A Midsummer Night's Dream

Benjamin Britten
Opera North
Theatre Royal, Newcastle, and touring
(2008)

Production photo

One test of any production of Dream, whether sung or spoken, is the depiction of the fairies: anything that smacks of the cute or romantic is a big "no!" as far as I am concerned, so when the opening scene of Opera North's production of Britten's opera was revealed with the fairies (young children, of course: this is Britten) all dressed in white shorts, tops and socks, with black wings, I confess I was a little... well, concerned. Surely director Martin Duncan, with his huge experience not just as a director of opera but of drama at both Nottingham and Chichester, was not going down this route?

But as the opening chorus progressed, a palpable sense of unease grew - and not just due to the music. These fairies were somehow unsettling, not identical but almost so. They were all blond, with the same hairstyle, looking rather like clones at different stages of development. And then it came to me: Village of the Damned, Wolf Rilla's 1960 film version of John Wyndham's The Midwich Cuckoos.

Thus, so quickly, was the "otherness" of the fairy kingdom established. The arrival of Tom Walker's Puck, faun-like, crouched, acrobatic and earthy, enhances this sense, as, of course, does Oberon's counter-tenor, a voice which, for me at any rate, always has an otherworldly character.

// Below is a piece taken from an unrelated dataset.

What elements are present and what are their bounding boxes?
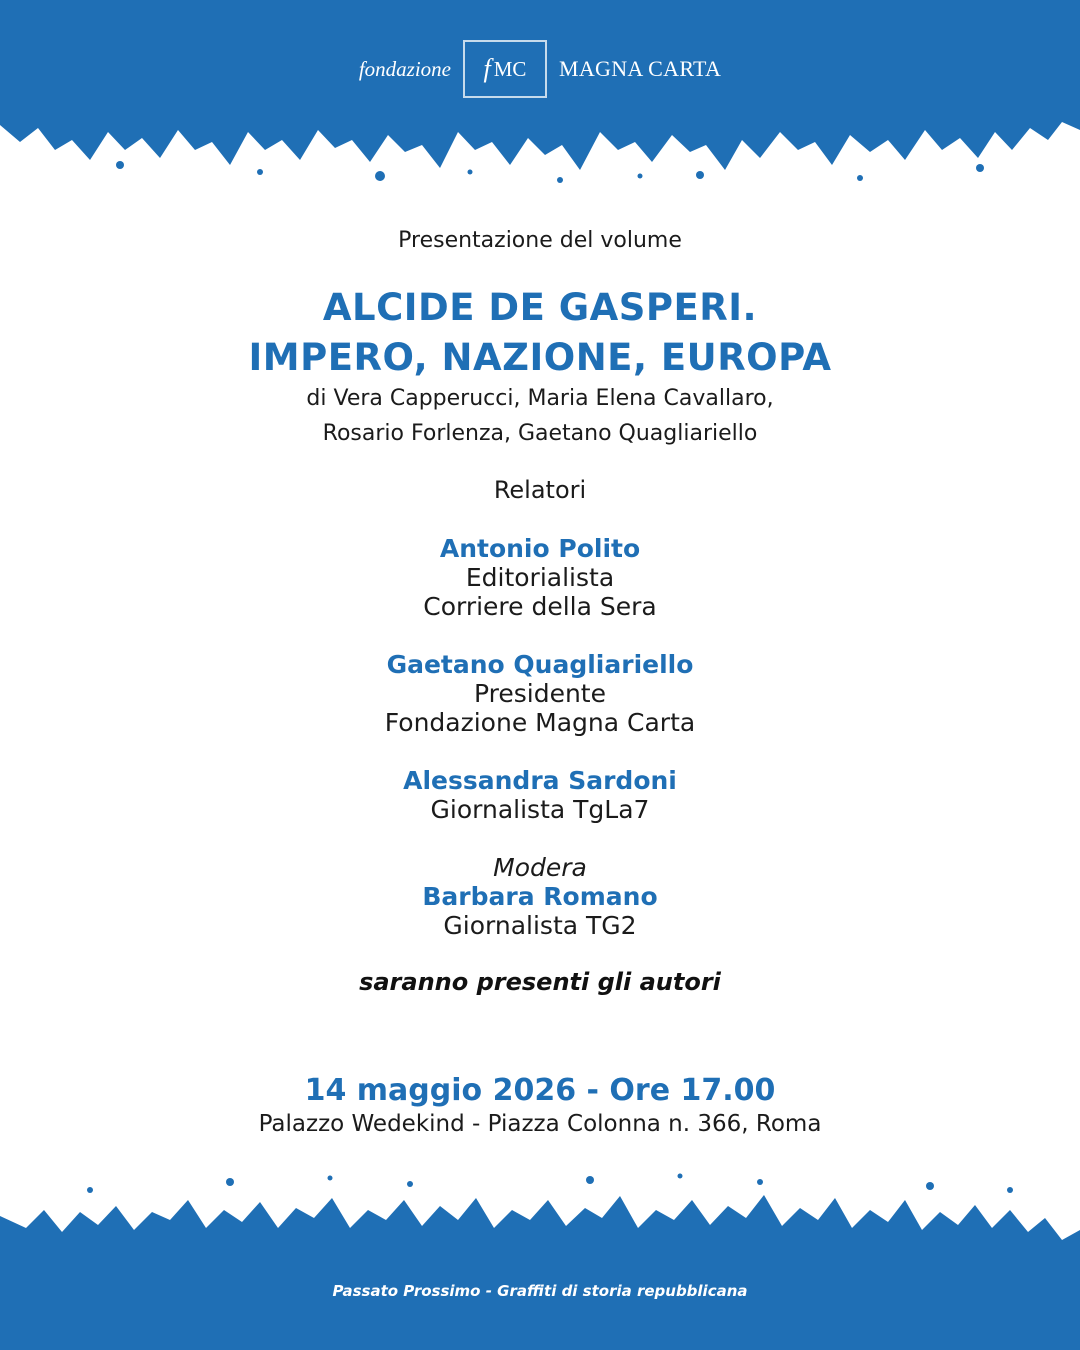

The fairy music, of course, with its gamelan influences, also serves to remove them from the world of the "normal".

Not, of course, that the lovers' world could really be counted as normal. Theirs is a psychedelic world of flower-power costumes, churning hormones and barely controlled sexuality. And of cruelty: both Hermia and Helena unfasten their tops to reveal their underwear, to which Lysander and Demetrius react in totally different ways, the latter scornfully rejecting Helena's offer whilst the latter is flooded with desire, only to be told to "lie further off". There's a name for girls like that!

And the magic juice of the flower has become a mind-altering drug - acid, or mescaline - and its first effect is to disorientate, so that Tytania, Lysander and Demetrius stagger as if drunk in the first stages of what is very definitely a "bad trip".

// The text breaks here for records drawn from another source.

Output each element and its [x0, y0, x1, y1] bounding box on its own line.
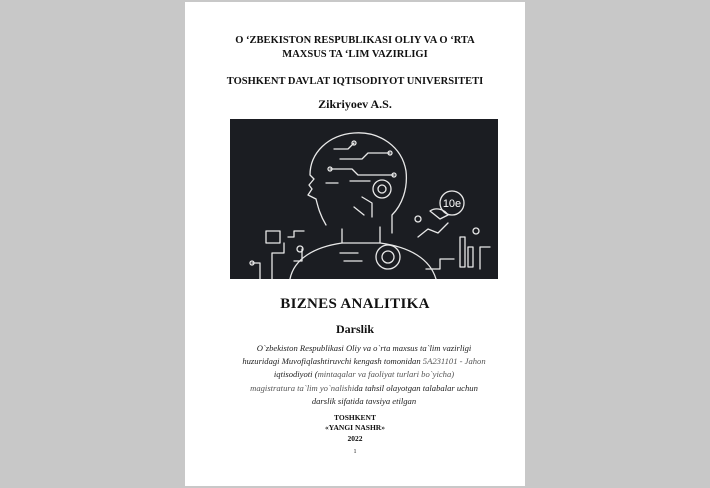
university-name: TOSHKENT DAVLAT IQTISODIYOT UNIVERSITETI [226, 76, 484, 87]
page-number: 1 [353, 449, 357, 455]
desc-line-1: O`zbekiston Respublikasi Oliy va o`rta maxsus ta`lim vazirligi [256, 343, 472, 353]
publication-city: TOSHKENT [334, 413, 376, 422]
document-page [185, 2, 525, 486]
ministry-heading [185, 34, 525, 61]
publication-year: 2022 [347, 434, 363, 443]
ministry-line-2: MAXSUS TA ‘LIM VAZIRLIGI [282, 48, 428, 60]
desc-line-4: magistratura ta`lim yo`nalishida tahsil olayotgan talabalar uchun [250, 382, 478, 393]
desc-line-5: darslik sifatida tavsiya etilgan [311, 395, 417, 406]
publisher-name: «YANGI NASHR» [325, 423, 385, 432]
robot-head-circuit-illustration [230, 119, 498, 279]
recommendation-text [233, 342, 495, 408]
book-title: BIZNES ANALITIKA [280, 296, 430, 312]
desc-line-2: huzuridagi Muvofiqlashtiruvchi kengash tomonidan 5A231101 - Jahon [242, 356, 486, 367]
cover-image [230, 119, 498, 279]
desc-line-3: iqtisodiyoti (mintaqalar va faoliyat turlari bo`yicha) [273, 369, 455, 380]
book-subtitle: Darslik [335, 322, 374, 336]
author-name: Zikriyoev A.S. [318, 97, 392, 111]
edition-badge: 10e [442, 198, 462, 210]
ministry-line-1: O ‘ZBEKISTON RESPUBLIKASI OLIY VA O ‘RTA [235, 35, 475, 46]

There is a sexuality, too, in the fairy kingdom, and not just the relationship between Tytania and Oberon.. I've always thought there was something of the pederast in Oberon's desire for the "little changeling boy" and it is no more overt here than in Shakespeare, but director Duncan introduces one scene where Puck rolls on his back, arms and legs waving, while Oberon scratches (strokes) him from chest to stomach and one feels that the hand might at any moment move just that little bit lower....

The world of the mechanicals is hardly the normal world either, for they are, as in Shakespeare, caricatures rather than characters, an idea which Britten develops beautifully in the play within the play, caricaturing grand opera. I found it hilarious, after Macbeth the night before, to see Verdi sent up so brilliantly in the music for Pyramus. Yes, musically the whole scene is pastiche but none the worse for that.

If there is a "normal" here, it is - most unlikely to those who know their Shakespeare - in Theseus and Hippolyta, and I loved the latter's increasing impatience with the silliness of the mechanicals and their performance, and the way in which, in their enthusiasm, the "actors" bump into or otherwise disturb their "audience".

What is also interesting about the way in which Britten has chosen to chop and change the Theseus/Hippolyta scenes and his selectiveness with the text is how this brings out, yet again, the underlying sexuality. The references to "bed time" seem more pointed, to assume a greater significance.

Sex and lust is everywhere. Love? Well, possibly. In the quartet at the end of act two, each pair of lovers hold hands, and then let go, then grasp again. There's an uncertainty here. The physical dominates.

It really is a fine production: performances (from all the cast: not a weak link either vocally or in terms of acting anywhere), set (Johan Engels again, this time with many sheets of translucent plastic - at one lovely moment the fairies press their faces against it, thus distorting and coming in and out of focus - and huge floating balloons), costumes (by Ashely Martin-Davis), and, yet again, lighting by Bruno Poet, this time bright and airy.

This really is a production not to be missed and, for me, brought Opera North's Shakespeare season to a fitting conclusion. Not to be missed!